China seeks to become the supreme power in East and Southeast Asia, writes Economy. Xi also aims to expand China’s sphere of influence far beyond Asia by using economic power to “induce and coerce compliance with his vision.”
“In Xi’s vision,” she adds, in Foreign Affairs magazine, “a unified China would be on par with or would surpass” the United States, become “the pre-eminent power” in East and South China, control the East and South China Seas, and send the United States retreating back across the Pacific. Note: That vision is unlikely to happen anytime soon, but it can’t be discounted.
But what is even more scary is Xi’s use of China’s massive economic heft and technological advances for coercion. “Xi ably uses China’s economic power to induce compliance with his vision,” Economy writes.
In Xi’s Belt and Road initiative (known as BRI), China has spread its influence through Africa, South America, Central Asia, and, yes, Europe through massive infrastructure projects. These range from ports to railways and bases, to fiber-optic cables, e-payment systems and satellites.
Yes, as Economy notes, many developing countries complain about corrupt Chinese behavior and have trouble paying back their debts to Beijing. But many security experts believe China will ultimately convert delinquent loans for ports into taking ownership of potential military bases in strategic areas across the globe.

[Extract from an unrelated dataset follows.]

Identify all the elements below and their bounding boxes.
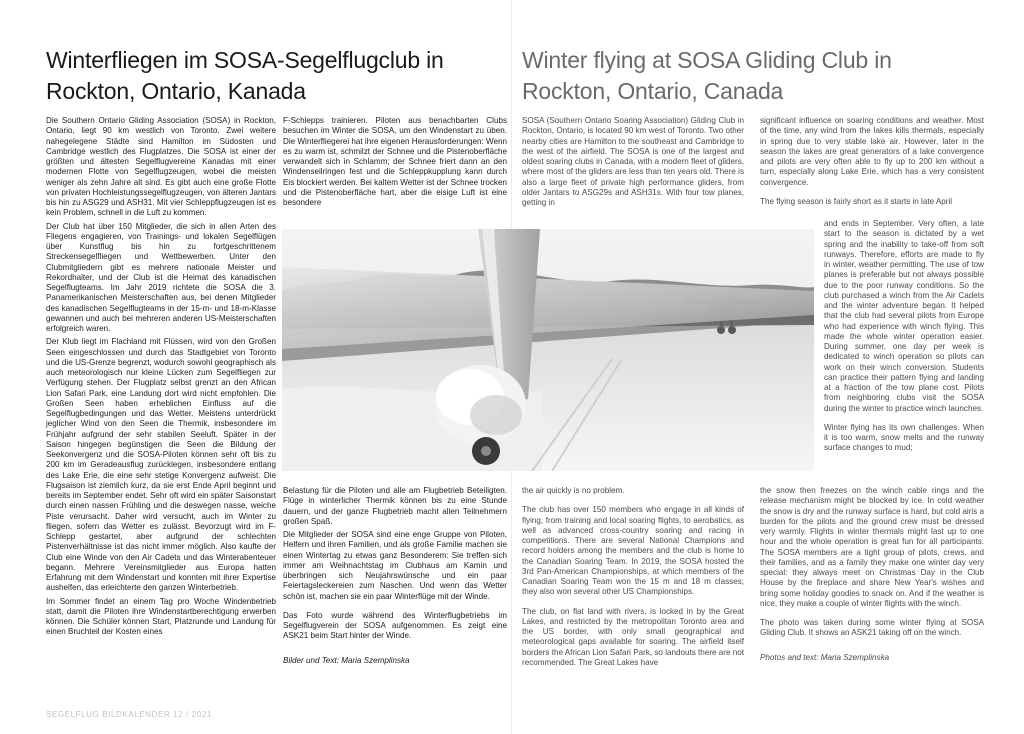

Moreover, Beijing has massive investments in ports and other infrastructure around the Mediterranean (including a majority stake in Piraeus port in Greece), which gives it political leverage when the European Union considers penalties for Chinese aggression.
Case in point: China has exerted severe economic pressure on Lithuania because it opened a Taiwan office (not an embassy) in Vilnius, even warning large multinational companies not to invest in Lithuania lest they also be punished. The European Union has still not fully backed up Lithuania against Chinese blackmail.
If you read only one chapter in Economy’s book, read “From Bricks to Bits.” When it comes to technology, China is in hot competition to build “the world’s new technological backbone,” from satellites to global 5G systems for super-fast internet.
And China is trying hard to promote new rules in multilateral institutions for global internet and satellites that endorse its approach of state controls of information flows. If Xi’s dreams come true, Economy writes, “the system of U.S. alliances that have underpinned the international system for more than 70 years” would be dissolved “in favor of a proposed Chinese framework that favored state controls and repression over individual freedoms, including rules for the global internet, cyber and safety in space.”
None of this is preordained. But so much depends on whether Americans can grasp how our disunity encourages adversaries abroad. As “The World According” to China makes clear, Xi Jinping is eagerly capitalizing on America’s disarray.